There are some free software map and navigation alternatives for the Linux-based Android operating system. OsmAnd is one and it is really good (The Google App Store requires a payment to get the fully featured version, the free app store F-Droid lets you download it for free). OsmAnd allows you to choose countries to download from a easy to use interface. Just click the country you want to view or navigate and it will download a several gigabyte large file and you're done. That is a much better and a much more user-friendly way of providing a offline mode. Marble really isn't comparable in this regard, it's attempt to provide the ability to use maps without a Internet connection is just horrible. Either it is not meant for offline use or perhaps the developers didn't think it through.

KML file support

Marble supports a map file standard called KML. If you heard of it and need to open such a file then you'll care about that.

Verdict and Conclusion

Marble-0.3.png
Marble version 0.3. Screenshot from 2007.
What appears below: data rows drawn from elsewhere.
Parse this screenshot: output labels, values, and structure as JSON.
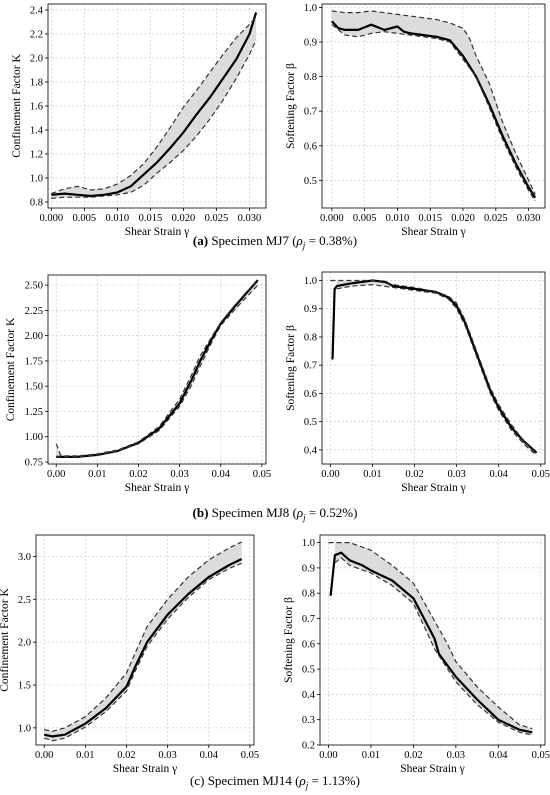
{
  "figure": {
    "rows": [
      {
        "caption": {
          "label": "(a)",
          "text": "Specimen MJ7",
          "rho_value": "0.38%"
        },
        "charts": [
          0,
          1
        ]
      },
      {
        "caption": {
          "label": "(b)",
          "text": "Specimen MJ8",
          "rho_value": "0.52%"
        },
        "charts": [
          2,
          3
        ]
      },
      {
        "caption": {
          "label": "(c)",
          "text": "Specimen MJ14",
          "rho_value": "1.13%"
        },
        "charts": [
          4,
          5
        ]
      }
    ]
  },
  "chart_data": [
    {
      "type": "line",
      "id": "mj7-k",
      "xlabel": "Shear Strain γ",
      "ylabel": "Confinement Factor K",
      "xlim": [
        -0.0005,
        0.0325
      ],
      "ylim": [
        0.75,
        2.45
      ],
      "xticks": [
        "0.000",
        "0.005",
        "0.010",
        "0.015",
        "0.020",
        "0.025",
        "0.030"
      ],
      "xtick_values": [
        0,
        0.005,
        0.01,
        0.015,
        0.02,
        0.025,
        0.03
      ],
      "yticks": [
        "0.8",
        "1.0",
        "1.2",
        "1.4",
        "1.6",
        "1.8",
        "2.0",
        "2.2",
        "2.4"
      ],
      "ytick_values": [
        0.8,
        1.0,
        1.2,
        1.4,
        1.6,
        1.8,
        2.0,
        2.2,
        2.4
      ],
      "grid": true,
      "series": [
        {
          "style": "mean",
          "x": [
            0,
            0.002,
            0.004,
            0.006,
            0.008,
            0.01,
            0.012,
            0.014,
            0.016,
            0.018,
            0.02,
            0.022,
            0.024,
            0.026,
            0.028,
            0.03,
            0.031
          ],
          "y": [
            0.86,
            0.87,
            0.86,
            0.85,
            0.86,
            0.88,
            0.93,
            1.03,
            1.13,
            1.25,
            1.38,
            1.53,
            1.67,
            1.83,
            1.99,
            2.2,
            2.38
          ]
        },
        {
          "style": "upper",
          "x": [
            0,
            0.002,
            0.004,
            0.006,
            0.008,
            0.01,
            0.012,
            0.014,
            0.016,
            0.018,
            0.02,
            0.022,
            0.024,
            0.026,
            0.028,
            0.03,
            0.031
          ],
          "y": [
            0.87,
            0.91,
            0.93,
            0.9,
            0.91,
            0.95,
            1.02,
            1.12,
            1.26,
            1.42,
            1.59,
            1.73,
            1.88,
            2.03,
            2.17,
            2.28,
            2.34
          ]
        },
        {
          "style": "lower",
          "x": [
            0,
            0.002,
            0.004,
            0.006,
            0.008,
            0.01,
            0.012,
            0.014,
            0.016,
            0.018,
            0.02,
            0.022,
            0.024,
            0.026,
            0.028,
            0.03,
            0.031
          ],
          "y": [
            0.83,
            0.84,
            0.84,
            0.84,
            0.85,
            0.86,
            0.88,
            0.94,
            1.04,
            1.13,
            1.23,
            1.35,
            1.49,
            1.65,
            1.83,
            2.03,
            2.15
          ]
        }
      ]
    },
    {
      "type": "line",
      "id": "mj7-beta",
      "xlabel": "Shear Strain γ",
      "ylabel": "Softening Factor β",
      "xlim": [
        -0.0015,
        0.0325
      ],
      "ylim": [
        0.42,
        1.01
      ],
      "xticks": [
        "0.000",
        "0.005",
        "0.010",
        "0.015",
        "0.020",
        "0.025",
        "0.030"
      ],
      "xtick_values": [
        0,
        0.005,
        0.01,
        0.015,
        0.02,
        0.025,
        0.03
      ],
      "yticks": [
        "0.5",
        "0.6",
        "0.7",
        "0.8",
        "0.9",
        "1.0"
      ],
      "ytick_values": [
        0.5,
        0.6,
        0.7,
        0.8,
        0.9,
        1.0
      ],
      "grid": true,
      "series": [
        {
          "style": "mean",
          "x": [
            0,
            0.001,
            0.002,
            0.004,
            0.006,
            0.008,
            0.01,
            0.011,
            0.012,
            0.014,
            0.016,
            0.018,
            0.02,
            0.022,
            0.024,
            0.026,
            0.028,
            0.03,
            0.031
          ],
          "y": [
            0.96,
            0.94,
            0.935,
            0.935,
            0.95,
            0.935,
            0.945,
            0.93,
            0.925,
            0.92,
            0.915,
            0.905,
            0.86,
            0.8,
            0.72,
            0.63,
            0.55,
            0.48,
            0.45
          ]
        },
        {
          "style": "upper",
          "x": [
            0,
            0.002,
            0.004,
            0.006,
            0.008,
            0.01,
            0.012,
            0.014,
            0.016,
            0.018,
            0.02,
            0.021,
            0.022,
            0.024,
            0.026,
            0.028,
            0.03,
            0.031
          ],
          "y": [
            0.99,
            0.985,
            0.985,
            0.99,
            0.985,
            0.98,
            0.975,
            0.97,
            0.965,
            0.955,
            0.94,
            0.91,
            0.86,
            0.78,
            0.67,
            0.58,
            0.5,
            0.46
          ]
        },
        {
          "style": "lower",
          "x": [
            0,
            0.002,
            0.004,
            0.006,
            0.008,
            0.01,
            0.012,
            0.014,
            0.016,
            0.018,
            0.02,
            0.022,
            0.024,
            0.026,
            0.028,
            0.03,
            0.031
          ],
          "y": [
            0.95,
            0.92,
            0.915,
            0.925,
            0.93,
            0.925,
            0.92,
            0.915,
            0.91,
            0.9,
            0.85,
            0.8,
            0.71,
            0.62,
            0.54,
            0.47,
            0.44
          ]
        }
      ]
    },
    {
      "type": "line",
      "id": "mj8-k",
      "xlabel": "Shear Strain γ",
      "ylabel": "Confinement Factor K",
      "xlim": [
        -0.002,
        0.051
      ],
      "ylim": [
        0.73,
        2.6
      ],
      "xticks": [
        "0.00",
        "0.01",
        "0.02",
        "0.03",
        "0.04",
        "0.05"
      ],
      "xtick_values": [
        0,
        0.01,
        0.02,
        0.03,
        0.04,
        0.05
      ],
      "yticks": [
        "0.75",
        "1.00",
        "1.25",
        "1.50",
        "1.75",
        "2.00",
        "2.25",
        "2.50"
      ],
      "ytick_values": [
        0.75,
        1.0,
        1.25,
        1.5,
        1.75,
        2.0,
        2.25,
        2.5
      ],
      "grid": true,
      "series": [
        {
          "style": "mean",
          "x": [
            0,
            0.002,
            0.005,
            0.01,
            0.015,
            0.02,
            0.025,
            0.03,
            0.033,
            0.035,
            0.038,
            0.04,
            0.043,
            0.046,
            0.049
          ],
          "y": [
            0.8,
            0.8,
            0.8,
            0.82,
            0.86,
            0.94,
            1.08,
            1.33,
            1.57,
            1.75,
            1.98,
            2.12,
            2.27,
            2.41,
            2.55
          ]
        },
        {
          "style": "upper",
          "x": [
            0,
            0.0005,
            0.001,
            0.002,
            0.005,
            0.01,
            0.015,
            0.02,
            0.025,
            0.03,
            0.033,
            0.035,
            0.038,
            0.04,
            0.043,
            0.046,
            0.049
          ],
          "y": [
            0.93,
            0.88,
            0.82,
            0.81,
            0.81,
            0.83,
            0.87,
            0.95,
            1.1,
            1.37,
            1.62,
            1.8,
            2.0,
            2.13,
            2.28,
            2.42,
            2.55
          ]
        },
        {
          "style": "lower",
          "x": [
            0,
            0.002,
            0.005,
            0.01,
            0.015,
            0.02,
            0.025,
            0.03,
            0.033,
            0.035,
            0.038,
            0.04,
            0.043,
            0.046,
            0.049
          ],
          "y": [
            0.8,
            0.8,
            0.8,
            0.82,
            0.86,
            0.93,
            1.06,
            1.3,
            1.52,
            1.7,
            1.95,
            2.1,
            2.24,
            2.37,
            2.5
          ]
        }
      ]
    },
    {
      "type": "line",
      "id": "mj8-beta",
      "xlabel": "Shear Strain γ",
      "ylabel": "Softening Factor β",
      "xlim": [
        -0.002,
        0.051
      ],
      "ylim": [
        0.35,
        1.03
      ],
      "xticks": [
        "0.00",
        "0.01",
        "0.02",
        "0.03",
        "0.04",
        "0.05"
      ],
      "xtick_values": [
        0,
        0.01,
        0.02,
        0.03,
        0.04,
        0.05
      ],
      "yticks": [
        "0.4",
        "0.5",
        "0.6",
        "0.7",
        "0.8",
        "0.9",
        "1.0"
      ],
      "ytick_values": [
        0.4,
        0.5,
        0.6,
        0.7,
        0.8,
        0.9,
        1.0
      ],
      "grid": true,
      "series": [
        {
          "style": "mean",
          "x": [
            0.0005,
            0.001,
            0.0015,
            0.005,
            0.01,
            0.013,
            0.015,
            0.02,
            0.025,
            0.028,
            0.03,
            0.032,
            0.035,
            0.038,
            0.04,
            0.043,
            0.046,
            0.049
          ],
          "y": [
            0.72,
            0.97,
            0.98,
            0.99,
            1.0,
            0.995,
            0.98,
            0.97,
            0.96,
            0.94,
            0.91,
            0.85,
            0.73,
            0.61,
            0.55,
            0.48,
            0.43,
            0.39
          ]
        },
        {
          "style": "upper",
          "x": [
            0,
            0.005,
            0.01,
            0.015,
            0.02,
            0.025,
            0.028,
            0.03,
            0.032,
            0.035,
            0.038,
            0.04,
            0.043,
            0.046,
            0.049
          ],
          "y": [
            1.0,
            1.0,
            1.0,
            0.985,
            0.975,
            0.96,
            0.945,
            0.92,
            0.86,
            0.74,
            0.62,
            0.56,
            0.49,
            0.43,
            0.385
          ]
        },
        {
          "style": "lower",
          "x": [
            0.0015,
            0.005,
            0.01,
            0.015,
            0.02,
            0.025,
            0.028,
            0.03,
            0.032,
            0.035,
            0.038,
            0.04,
            0.043,
            0.046,
            0.049
          ],
          "y": [
            0.97,
            0.98,
            0.985,
            0.975,
            0.965,
            0.955,
            0.935,
            0.9,
            0.84,
            0.72,
            0.6,
            0.54,
            0.47,
            0.42,
            0.38
          ]
        }
      ]
    },
    {
      "type": "line",
      "id": "mj14-k",
      "xlabel": "Shear Strain γ",
      "ylabel": "Confinement Factor K",
      "xlim": [
        -0.002,
        0.051
      ],
      "ylim": [
        0.8,
        3.25
      ],
      "xticks": [
        "0.00",
        "0.01",
        "0.02",
        "0.03",
        "0.04",
        "0.05"
      ],
      "xtick_values": [
        0,
        0.01,
        0.02,
        0.03,
        0.04,
        0.05
      ],
      "yticks": [
        "1.0",
        "1.5",
        "2.0",
        "2.5",
        "3.0"
      ],
      "ytick_values": [
        1.0,
        1.5,
        2.0,
        2.5,
        3.0
      ],
      "grid": true,
      "series": [
        {
          "style": "mean",
          "x": [
            0,
            0.002,
            0.005,
            0.01,
            0.015,
            0.02,
            0.022,
            0.025,
            0.03,
            0.035,
            0.04,
            0.045,
            0.048
          ],
          "y": [
            0.92,
            0.9,
            0.92,
            1.05,
            1.23,
            1.48,
            1.7,
            2.0,
            2.32,
            2.56,
            2.76,
            2.9,
            2.97
          ]
        },
        {
          "style": "upper",
          "x": [
            0,
            0.002,
            0.005,
            0.01,
            0.015,
            0.02,
            0.022,
            0.025,
            0.03,
            0.035,
            0.04,
            0.045,
            0.048
          ],
          "y": [
            0.98,
            0.96,
            1.0,
            1.13,
            1.35,
            1.64,
            1.86,
            2.18,
            2.5,
            2.76,
            2.96,
            3.1,
            3.17
          ]
        },
        {
          "style": "lower",
          "x": [
            0,
            0.002,
            0.005,
            0.01,
            0.015,
            0.02,
            0.022,
            0.025,
            0.03,
            0.035,
            0.04,
            0.045,
            0.048
          ],
          "y": [
            0.88,
            0.85,
            0.88,
            1.01,
            1.19,
            1.43,
            1.65,
            1.95,
            2.27,
            2.52,
            2.73,
            2.86,
            2.92
          ]
        }
      ]
    },
    {
      "type": "line",
      "id": "mj14-beta",
      "xlabel": "Shear Strain γ",
      "ylabel": "Softening Factor β",
      "xlim": [
        -0.002,
        0.051
      ],
      "ylim": [
        0.2,
        1.03
      ],
      "xticks": [
        "0.00",
        "0.01",
        "0.02",
        "0.03",
        "0.04",
        "0.05"
      ],
      "xtick_values": [
        0,
        0.01,
        0.02,
        0.03,
        0.04,
        0.05
      ],
      "yticks": [
        "0.2",
        "0.3",
        "0.4",
        "0.5",
        "0.6",
        "0.7",
        "0.8",
        "0.9",
        "1.0"
      ],
      "ytick_values": [
        0.2,
        0.3,
        0.4,
        0.5,
        0.6,
        0.7,
        0.8,
        0.9,
        1.0
      ],
      "grid": true,
      "series": [
        {
          "style": "mean",
          "x": [
            0.0005,
            0.0015,
            0.003,
            0.005,
            0.008,
            0.01,
            0.015,
            0.02,
            0.025,
            0.026,
            0.03,
            0.035,
            0.04,
            0.045,
            0.048
          ],
          "y": [
            0.79,
            0.95,
            0.96,
            0.93,
            0.91,
            0.89,
            0.85,
            0.78,
            0.62,
            0.56,
            0.47,
            0.38,
            0.3,
            0.26,
            0.25
          ]
        },
        {
          "style": "upper",
          "x": [
            0,
            0.005,
            0.01,
            0.015,
            0.02,
            0.025,
            0.028,
            0.03,
            0.035,
            0.04,
            0.045,
            0.048
          ],
          "y": [
            1.0,
            1.0,
            0.97,
            0.91,
            0.84,
            0.69,
            0.6,
            0.53,
            0.43,
            0.35,
            0.28,
            0.265
          ]
        },
        {
          "style": "lower",
          "x": [
            0.0015,
            0.003,
            0.005,
            0.01,
            0.015,
            0.02,
            0.025,
            0.03,
            0.035,
            0.04,
            0.045,
            0.048
          ],
          "y": [
            0.92,
            0.94,
            0.91,
            0.88,
            0.83,
            0.76,
            0.58,
            0.45,
            0.36,
            0.29,
            0.25,
            0.24
          ]
        }
      ]
    }
  ]
}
Marble came about in 2006 and we thought it was a really neat globe viewer program when first reviewed it in 2007. However, times have changed and high quality map and navigation programs for phones and tablets with a built-in GPS have become something we take for granted. Marble is nowhere near on-par with similar software available for the Android operating system. It's "offline" mode is practically useless, it's routing ability is severely limited and it is generally a bad and lacking experience compared to the norm for these kinds of programs.

If cellphones and tablets and map programs on them didn't exist then perhaps Marble wouldn't look like such a limited and unpractical program. Marble is fine if you want to look something common up on a map. But that's about it. You can't simply install Marble on a laptop and download a few map files and be ready to drive to a country you never been to and find your way around.

Alternatives

Google Earth is similar and available for GNU/Linux - but it is proprietary, not free software. Richard Stallman would not approve.